Complete step-by-step answer:
Given data:
Equation of conic sections are
$S = 0{\text{ and }}S' = 0$
Eccentricities of the conic sections are $e{\text{ and }}e'$ respectively.
And the given equation is
${e^2} + {\left( {e'} \right)^2} = 3$
Now the eccentricities of the conic sections are given below:
$\left( i \right)$ Parabola: In a parabola the ratio of the distance (${S_{FP}}$) from the focus of the parabola to any general point (x, y) on the parabola to the perpendicular distance (${S_{PD}}$) from this general point on the directrix of the parabola is called as eccentricity (e) of the parabola and this is equal to 1.
$ \Rightarrow \dfrac{{{S_{FP}}}}{{{S_{PD}}}} = e = 1$
$\left( {ii} \right)$ Ellipse: Definition is same as above only difference is that the eccentricity is always lesser than 1.

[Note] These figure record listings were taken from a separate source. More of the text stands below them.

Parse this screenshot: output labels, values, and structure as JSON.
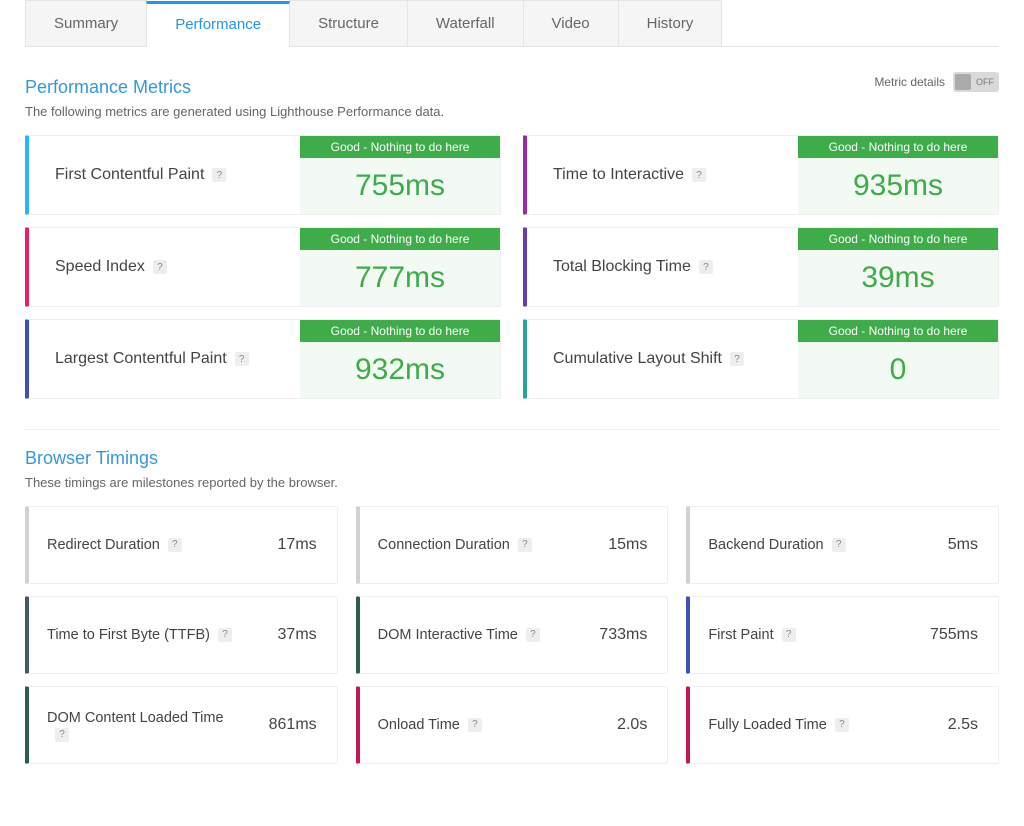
{
  "tabs": {
    "items": [
      {
        "label": "Summary"
      },
      {
        "label": "Performance"
      },
      {
        "label": "Structure"
      },
      {
        "label": "Waterfall"
      },
      {
        "label": "Video"
      },
      {
        "label": "History"
      }
    ],
    "active_index": 1
  },
  "colors": {
    "tab_active_text": "#2196f3",
    "tab_active_border": "#2196f3",
    "tab_inactive_bg": "#f5f5f5",
    "section_title": "#3498db",
    "status_good_bg": "#3eac49",
    "status_good_value_bg": "#f2faf3",
    "status_good_value_text": "#3eac49",
    "card_border": "#eeeeee"
  },
  "metric_details_toggle": {
    "label": "Metric details",
    "state": "OFF"
  },
  "performance_metrics": {
    "title": "Performance Metrics",
    "subtitle": "The following metrics are generated using Lighthouse Performance data.",
    "status_text": "Good - Nothing to do here",
    "cards": [
      {
        "label": "First Contentful Paint",
        "value": "755ms",
        "accent": "#29b6f6"
      },
      {
        "label": "Time to Interactive",
        "value": "935ms",
        "accent": "#9c27b0"
      },
      {
        "label": "Speed Index",
        "value": "777ms",
        "accent": "#e91e63"
      },
      {
        "label": "Total Blocking Time",
        "value": "39ms",
        "accent": "#673ab7"
      },
      {
        "label": "Largest Contentful Paint",
        "value": "932ms",
        "accent": "#3f51b5"
      },
      {
        "label": "Cumulative Layout Shift",
        "value": "0",
        "accent": "#26a69a"
      }
    ]
  },
  "browser_timings": {
    "title": "Browser Timings",
    "subtitle": "These timings are milestones reported by the browser.",
    "cards": [
      {
        "label": "Redirect Duration",
        "value": "17ms",
        "accent": "#cfd2d4"
      },
      {
        "label": "Connection Duration",
        "value": "15ms",
        "accent": "#cfd2d4"
      },
      {
        "label": "Backend Duration",
        "value": "5ms",
        "accent": "#cfd2d4"
      },
      {
        "label": "Time to First Byte (TTFB)",
        "value": "37ms",
        "accent": "#455a64"
      },
      {
        "label": "DOM Interactive Time",
        "value": "733ms",
        "accent": "#2e5d50"
      },
      {
        "label": "First Paint",
        "value": "755ms",
        "accent": "#3f51b5"
      },
      {
        "label": "DOM Content Loaded Time",
        "value": "861ms",
        "accent": "#2e5d50"
      },
      {
        "label": "Onload Time",
        "value": "2.0s",
        "accent": "#c2185b"
      },
      {
        "label": "Fully Loaded Time",
        "value": "2.5s",
        "accent": "#c2185b"
      }
    ]
  }
}
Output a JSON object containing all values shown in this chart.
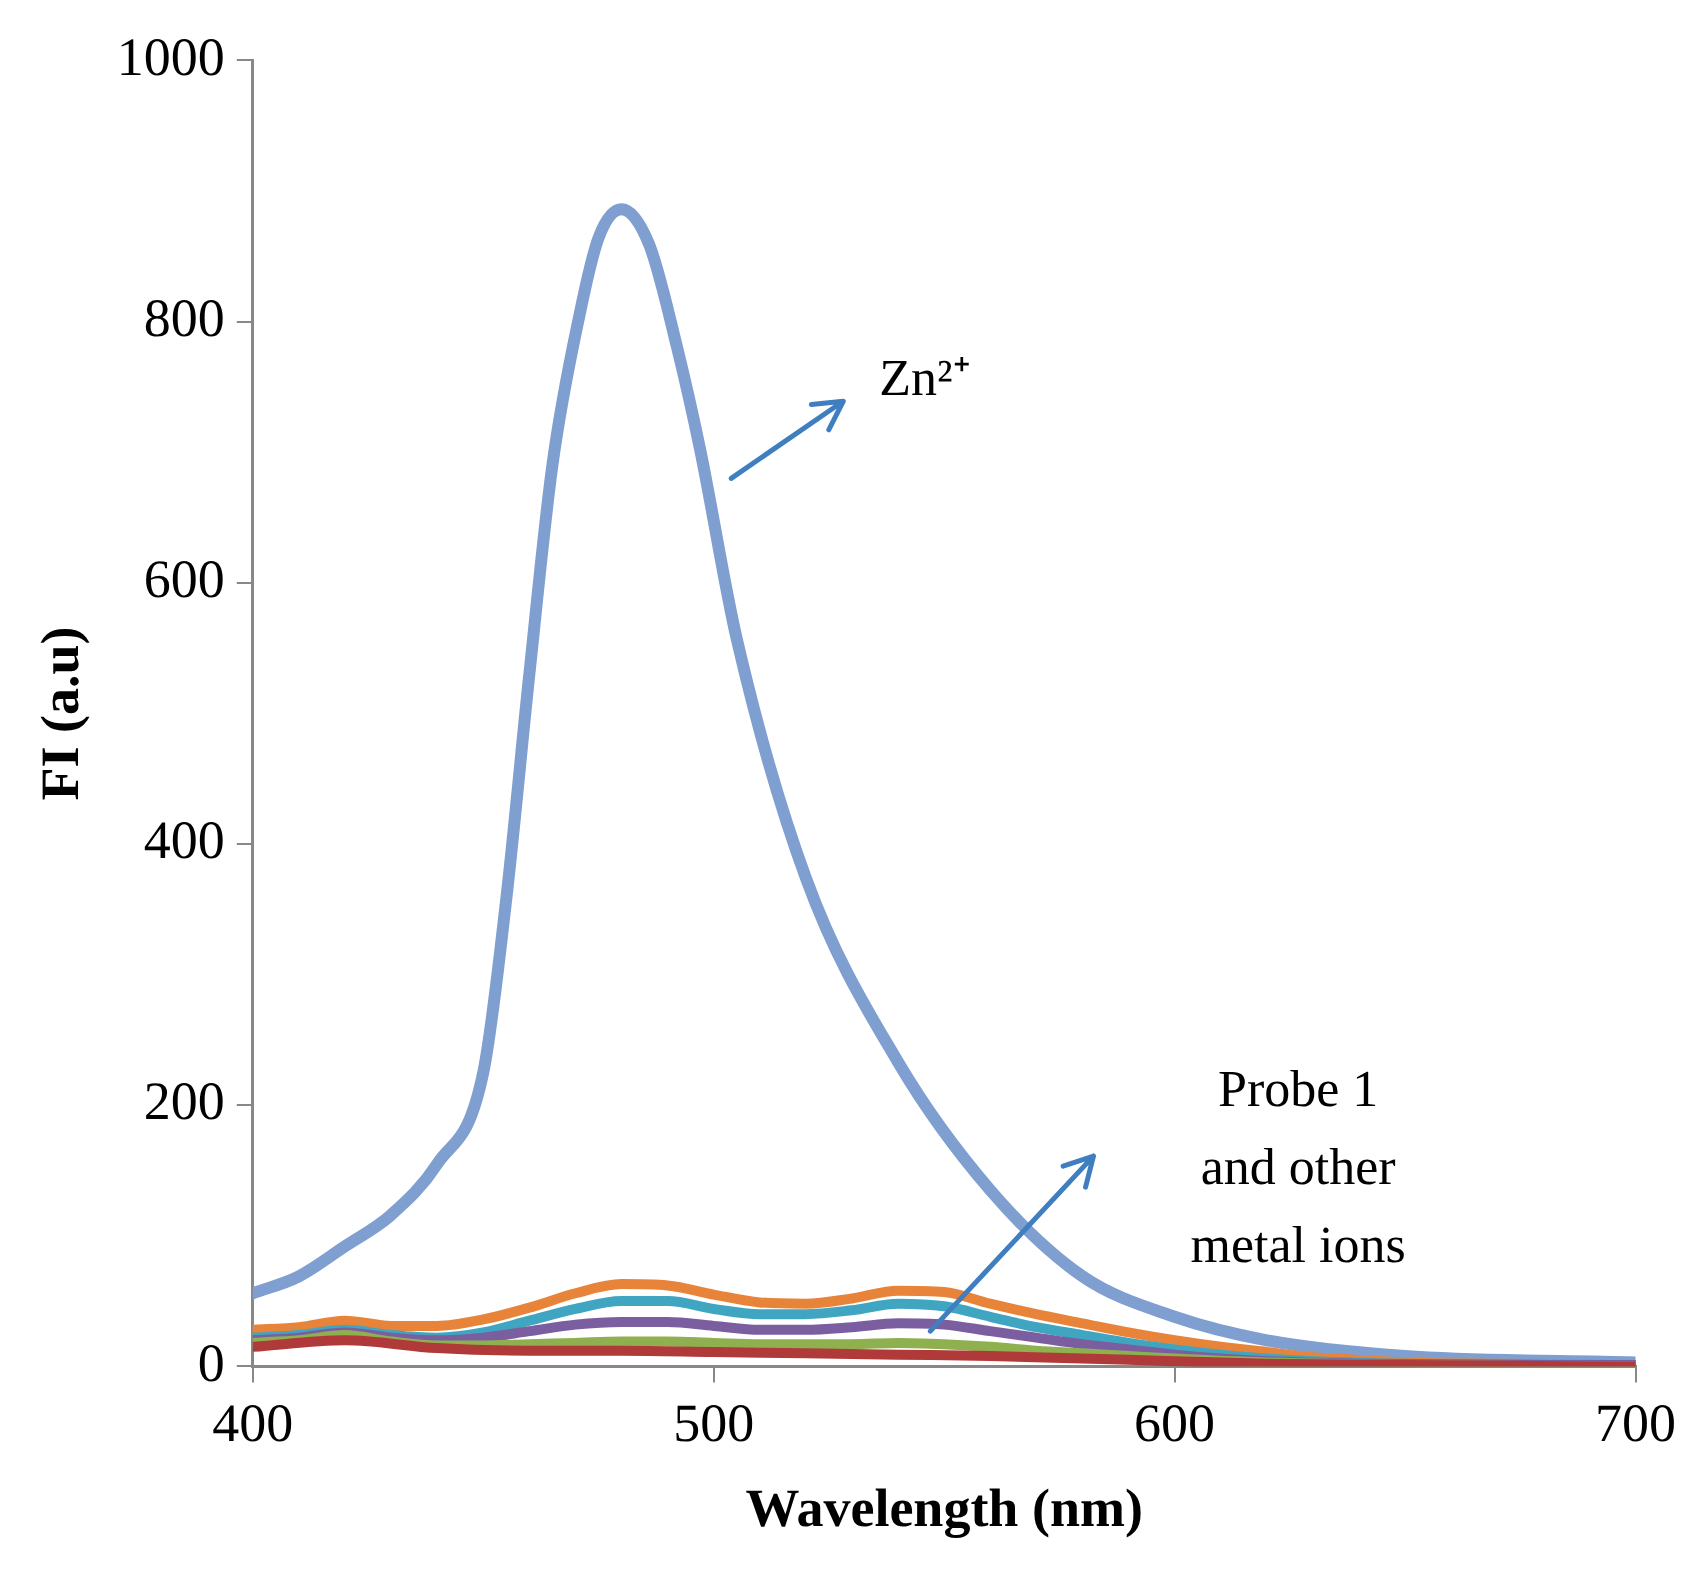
{
  "chart_data": {
    "type": "line",
    "xlabel": "Wavelength (nm)",
    "ylabel": "FI (a.u)",
    "xlim": [
      400,
      700
    ],
    "xticks": [
      400,
      500,
      600,
      700
    ],
    "ylim": [
      0,
      1000
    ],
    "yticks": [
      0,
      200,
      400,
      600,
      800,
      1000
    ],
    "grid": false,
    "legend": false,
    "marker": "none",
    "line_style": "solid",
    "annotations": [
      "Zn²⁺",
      "Probe 1\nand other\nmetal ions"
    ],
    "series": [
      {
        "color": "#7f9fd0",
        "x": [
          400,
          410,
          420,
          430,
          440,
          450,
          455,
          460,
          465,
          471,
          475,
          480,
          486,
          492,
          497,
          505,
          520,
          540,
          560,
          580,
          600,
          620,
          650,
          700
        ],
        "values": [
          56,
          69,
          92,
          116,
          155,
          225,
          358,
          530,
          690,
          807,
          864,
          886,
          859,
          781,
          703,
          557,
          374,
          233,
          135,
          69,
          38,
          20,
          8,
          3
        ]
      },
      {
        "color": "#e8843a",
        "x": [
          400,
          410,
          420,
          430,
          440,
          450,
          460,
          470,
          480,
          490,
          500,
          510,
          520,
          530,
          540,
          550,
          560,
          570,
          580,
          590,
          600,
          610,
          620,
          630,
          640,
          650,
          670,
          700
        ],
        "values": [
          28,
          30,
          35,
          31,
          31,
          36,
          45,
          56,
          63,
          62,
          55,
          49,
          48,
          52,
          58,
          57,
          48,
          40,
          33,
          26,
          20,
          15,
          11,
          7,
          5,
          3,
          2,
          1
        ]
      },
      {
        "color": "#3fa5c0",
        "x": [
          400,
          410,
          420,
          430,
          440,
          450,
          460,
          470,
          480,
          490,
          500,
          510,
          520,
          530,
          540,
          550,
          560,
          570,
          580,
          590,
          600,
          610,
          620,
          630,
          650,
          700
        ],
        "values": [
          22,
          24,
          28,
          24,
          22,
          26,
          35,
          44,
          50,
          50,
          44,
          40,
          40,
          43,
          48,
          46,
          38,
          30,
          24,
          18,
          13,
          9,
          6,
          4,
          2,
          1
        ]
      },
      {
        "color": "#7b5ea0",
        "x": [
          400,
          410,
          420,
          430,
          440,
          450,
          460,
          470,
          480,
          490,
          500,
          510,
          520,
          530,
          540,
          550,
          560,
          570,
          580,
          590,
          600,
          610,
          620,
          640,
          700
        ],
        "values": [
          20,
          22,
          26,
          22,
          20,
          22,
          27,
          32,
          34,
          34,
          31,
          28,
          28,
          30,
          33,
          32,
          27,
          22,
          17,
          13,
          9,
          6,
          4,
          2,
          1
        ]
      },
      {
        "color": "#8fb04f",
        "x": [
          400,
          410,
          420,
          430,
          440,
          450,
          460,
          470,
          480,
          490,
          500,
          510,
          520,
          530,
          540,
          550,
          560,
          570,
          580,
          590,
          600,
          620,
          650,
          700
        ],
        "values": [
          18,
          20,
          24,
          19,
          16,
          16,
          17,
          18,
          19,
          19,
          18,
          17,
          17,
          17,
          18,
          17,
          15,
          12,
          10,
          8,
          6,
          3,
          1,
          0
        ]
      },
      {
        "color": "#b03a3a",
        "x": [
          400,
          420,
          440,
          460,
          480,
          500,
          520,
          540,
          560,
          580,
          600,
          620,
          650,
          700
        ],
        "values": [
          15,
          20,
          14,
          12,
          12,
          11,
          10,
          9,
          8,
          6,
          4,
          2,
          1,
          0
        ]
      }
    ]
  }
}
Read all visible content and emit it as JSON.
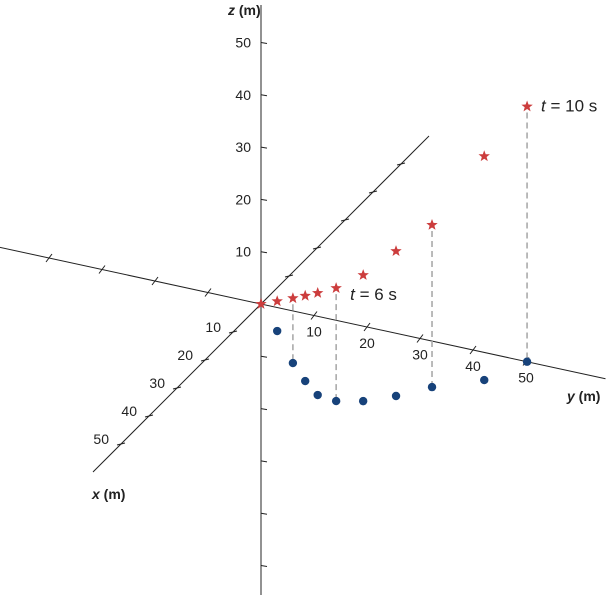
{
  "chart_data": {
    "type": "scatter",
    "dimensions": 3,
    "axes": {
      "x": {
        "label_var": "x",
        "label_unit": " (m)",
        "ticks": [
          "10",
          "20",
          "30",
          "40",
          "50"
        ]
      },
      "y": {
        "label_var": "y",
        "label_unit": " (m)",
        "ticks": [
          "10",
          "20",
          "30",
          "40",
          "50"
        ]
      },
      "z": {
        "label_var": "z",
        "label_unit": " (m)",
        "ticks": [
          "10",
          "20",
          "30",
          "40",
          "50"
        ]
      }
    },
    "grid": false,
    "colors": {
      "trajectory": "#cc3d3d",
      "projection": "#17427a",
      "axis_z": "#777777",
      "axis": "#222222",
      "dashed": "#aaaaaa"
    },
    "series": [
      {
        "marker": "star",
        "color_key": "trajectory",
        "points": [
          {
            "x": 0,
            "y": 0,
            "z": 0
          },
          {
            "x": 6.9,
            "y": 6.7,
            "z": 5.7
          },
          {
            "x": 15.3,
            "y": 14.1,
            "z": 12.4
          },
          {
            "x": 19.8,
            "y": 18.8,
            "z": 16.3
          },
          {
            "x": 23.1,
            "y": 22.9,
            "z": 19.5
          },
          {
            "x": 23.7,
            "y": 26.7,
            "z": 21.6
          },
          {
            "x": 22.0,
            "y": 30.9,
            "z": 24.1
          },
          {
            "x": 18.4,
            "y": 35.2,
            "z": 27.7
          },
          {
            "x": 13.5,
            "y": 39.4,
            "z": 31.0
          },
          {
            "x": 8.1,
            "y": 46.4,
            "z": 42.8
          },
          {
            "x": 0,
            "y": 50.2,
            "z": 48.8
          }
        ]
      },
      {
        "marker": "circle",
        "color_key": "projection",
        "points": [
          {
            "x": 6.9,
            "y": 6.7,
            "z": 0
          },
          {
            "x": 15.3,
            "y": 14.1,
            "z": 0
          },
          {
            "x": 19.8,
            "y": 18.8,
            "z": 0
          },
          {
            "x": 23.1,
            "y": 22.9,
            "z": 0
          },
          {
            "x": 23.7,
            "y": 26.7,
            "z": 0
          },
          {
            "x": 22.0,
            "y": 30.9,
            "z": 0
          },
          {
            "x": 18.4,
            "y": 35.2,
            "z": 0
          },
          {
            "x": 13.5,
            "y": 39.4,
            "z": 0
          },
          {
            "x": 8.1,
            "y": 46.4,
            "z": 0
          },
          {
            "x": 0,
            "y": 50.2,
            "z": 0
          }
        ]
      }
    ],
    "dashed_drop_lines_at_points": [
      2,
      5,
      8,
      10
    ],
    "annotations": [
      {
        "point": 5,
        "t_var": "t",
        "text": " = 6 s"
      },
      {
        "point": 10,
        "t_var": "t",
        "text": " = 10 s"
      }
    ]
  }
}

$ \Rightarrow \dfrac{{{S_{FP}}}}{{{S_{PD}}}} = e < 1$
$\left( {iii} \right)$ Hyperbola: Definition is the same as above, the only difference is that the eccentricity is always greater than 1.
$ \Rightarrow \dfrac{{{S_{FP}}}}{{{S_{PD}}}} = e > 1$
Now in a parabola eccentricity is always 1 so it never satisfies the given equation as if e = 1 and e’ = 1
$ \Rightarrow {e^2} + {\left( {e'} \right)^2} = 1 + 1 = 2$
Which does not satisfy the given equation.
Now in ellipse eccentricity is always less than 1 so it also never satisfies the given equation. As less than 1 whole square is less than the previous value and the sum of these values can never be equal to three.
Now in hyperbola the eccentricity is always greater than 1 so it can be satisfied by the given equation.
Let the eccentricity of the first hyperbola be $e = \sqrt {1.2} $ and the eccentricity of the second hyperbola be $e' = \sqrt {1.8} $.
Therefore, ${e^2} + {\left( {e'} \right)^2} = {\left( {\sqrt {1.2} } \right)^2} + {\left( {\sqrt {1.8} } \right)^2} = 1.2 + 1.8 = 3$
Which satisfies the given equation.
Hence both the conic sections can be hyperbolas.
So this is the required answer.
Hence option (A) is the correct answer.

Note – Hit and trial of the values of eccentricity is the only method to solve problems of this kind as it has a single equation involving two variables that is two different eccentricities. One important concept about eccentricity is that it is always non-negative that eccentricity can’t be negative and eccentricity uniquely characterizes the shape of a conic section.